Concrete will last a lifetime provided it is cared for properly. Concrete has many more options as far as appearance. It can be colored and designs stamped into the surface before it dries. You could have the look of a cobble stone driveway for much less than a real one and a lot less maintenance. Concrete does have control joints. They can be strategically placed for a better appearance. To ensure your driveway melts off as fast or faster than an asphalt drive you can run a series of warm water pipes through the concrete as it is placed. The warm water system can be operated through a variety of devices. Geothermal or an outdoor boiler (the same units used for heating your home and hot water by  using wood).

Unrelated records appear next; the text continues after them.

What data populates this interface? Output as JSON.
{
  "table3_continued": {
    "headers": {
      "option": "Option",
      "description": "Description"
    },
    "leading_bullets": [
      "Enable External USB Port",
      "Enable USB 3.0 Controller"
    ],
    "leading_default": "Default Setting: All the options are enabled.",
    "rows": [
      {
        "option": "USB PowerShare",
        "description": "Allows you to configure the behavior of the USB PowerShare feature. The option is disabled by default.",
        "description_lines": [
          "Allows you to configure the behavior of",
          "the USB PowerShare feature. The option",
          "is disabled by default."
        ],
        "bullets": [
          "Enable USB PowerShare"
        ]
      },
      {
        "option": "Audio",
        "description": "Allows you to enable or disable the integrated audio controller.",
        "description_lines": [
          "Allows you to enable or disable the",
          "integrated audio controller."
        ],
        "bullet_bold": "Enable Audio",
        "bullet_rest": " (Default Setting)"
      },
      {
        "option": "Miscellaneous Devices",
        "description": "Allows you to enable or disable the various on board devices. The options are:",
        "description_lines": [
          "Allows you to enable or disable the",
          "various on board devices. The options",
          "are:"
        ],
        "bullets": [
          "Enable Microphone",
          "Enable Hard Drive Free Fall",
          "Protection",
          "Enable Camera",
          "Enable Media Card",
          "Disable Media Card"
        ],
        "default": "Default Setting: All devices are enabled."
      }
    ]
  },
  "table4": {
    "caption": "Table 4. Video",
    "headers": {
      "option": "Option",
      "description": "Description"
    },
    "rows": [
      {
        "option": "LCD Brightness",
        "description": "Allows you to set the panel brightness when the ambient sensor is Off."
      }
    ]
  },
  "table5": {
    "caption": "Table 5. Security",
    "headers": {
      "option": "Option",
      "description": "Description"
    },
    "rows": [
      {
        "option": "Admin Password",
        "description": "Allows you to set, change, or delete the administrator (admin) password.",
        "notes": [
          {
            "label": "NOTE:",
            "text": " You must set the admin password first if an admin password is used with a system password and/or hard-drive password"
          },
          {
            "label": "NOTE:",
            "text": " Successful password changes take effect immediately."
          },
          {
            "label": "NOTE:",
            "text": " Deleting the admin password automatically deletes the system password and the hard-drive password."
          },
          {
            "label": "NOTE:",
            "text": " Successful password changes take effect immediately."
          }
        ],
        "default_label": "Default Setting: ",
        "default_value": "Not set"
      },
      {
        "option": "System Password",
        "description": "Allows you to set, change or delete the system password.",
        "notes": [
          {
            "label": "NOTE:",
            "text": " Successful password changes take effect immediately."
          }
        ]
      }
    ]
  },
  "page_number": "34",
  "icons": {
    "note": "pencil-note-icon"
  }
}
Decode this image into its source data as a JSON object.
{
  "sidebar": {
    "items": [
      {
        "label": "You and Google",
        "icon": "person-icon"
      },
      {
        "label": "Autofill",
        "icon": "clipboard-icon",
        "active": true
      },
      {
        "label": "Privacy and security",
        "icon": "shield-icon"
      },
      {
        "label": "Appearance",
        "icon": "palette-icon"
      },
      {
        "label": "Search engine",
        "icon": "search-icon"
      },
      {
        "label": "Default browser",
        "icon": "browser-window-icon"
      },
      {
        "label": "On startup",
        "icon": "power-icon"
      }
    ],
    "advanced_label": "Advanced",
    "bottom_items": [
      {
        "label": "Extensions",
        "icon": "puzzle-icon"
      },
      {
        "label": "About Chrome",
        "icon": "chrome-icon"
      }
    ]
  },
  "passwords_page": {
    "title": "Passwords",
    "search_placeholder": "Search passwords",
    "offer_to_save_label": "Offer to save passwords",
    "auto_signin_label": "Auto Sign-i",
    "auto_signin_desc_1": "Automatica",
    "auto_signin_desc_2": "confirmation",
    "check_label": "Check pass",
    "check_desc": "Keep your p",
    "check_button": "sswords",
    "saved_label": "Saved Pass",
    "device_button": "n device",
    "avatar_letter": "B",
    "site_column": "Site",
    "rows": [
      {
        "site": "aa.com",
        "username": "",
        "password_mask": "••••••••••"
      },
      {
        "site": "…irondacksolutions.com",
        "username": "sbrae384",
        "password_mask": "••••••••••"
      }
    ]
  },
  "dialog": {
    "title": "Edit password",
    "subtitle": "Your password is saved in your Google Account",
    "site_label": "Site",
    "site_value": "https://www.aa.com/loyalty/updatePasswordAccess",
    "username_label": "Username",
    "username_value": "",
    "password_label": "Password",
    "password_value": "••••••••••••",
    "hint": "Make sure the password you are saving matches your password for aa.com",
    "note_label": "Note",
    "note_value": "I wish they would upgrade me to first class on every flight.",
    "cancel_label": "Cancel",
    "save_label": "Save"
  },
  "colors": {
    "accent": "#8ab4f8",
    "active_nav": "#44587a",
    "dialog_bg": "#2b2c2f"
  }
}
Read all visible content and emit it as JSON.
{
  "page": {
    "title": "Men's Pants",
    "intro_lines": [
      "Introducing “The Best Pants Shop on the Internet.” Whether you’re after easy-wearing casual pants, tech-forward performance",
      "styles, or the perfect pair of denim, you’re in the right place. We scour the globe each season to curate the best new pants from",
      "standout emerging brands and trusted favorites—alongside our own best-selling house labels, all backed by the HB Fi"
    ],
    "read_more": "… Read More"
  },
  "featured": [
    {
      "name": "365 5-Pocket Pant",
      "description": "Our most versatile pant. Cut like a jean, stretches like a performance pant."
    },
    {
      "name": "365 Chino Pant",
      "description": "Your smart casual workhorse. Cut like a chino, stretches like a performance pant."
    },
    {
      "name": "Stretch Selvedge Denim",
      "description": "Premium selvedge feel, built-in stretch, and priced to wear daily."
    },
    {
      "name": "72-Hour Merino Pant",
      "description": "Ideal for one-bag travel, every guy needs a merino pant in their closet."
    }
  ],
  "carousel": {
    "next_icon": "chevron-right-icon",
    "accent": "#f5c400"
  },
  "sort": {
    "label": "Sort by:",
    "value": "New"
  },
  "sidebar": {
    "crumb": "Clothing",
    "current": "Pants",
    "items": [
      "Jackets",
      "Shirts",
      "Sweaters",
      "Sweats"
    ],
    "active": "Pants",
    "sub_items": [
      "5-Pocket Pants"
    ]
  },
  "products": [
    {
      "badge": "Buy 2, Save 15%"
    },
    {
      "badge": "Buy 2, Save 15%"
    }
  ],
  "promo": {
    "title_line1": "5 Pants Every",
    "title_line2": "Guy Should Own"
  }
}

Asphalt and concrete both require a certain amount of maintenance. Sealing both is important to keep water from penetrating the surface and causing those unsightly cracks. Asphalt will crack into small chunks. If the base material was not compacted correctly you can end up with low spots as the base material and asphalt sink. If concrete has the proper amount of reinforcing materials in it, a soft spot in the base material will not travel through the concrete.
I hope this helps with your decision between the two.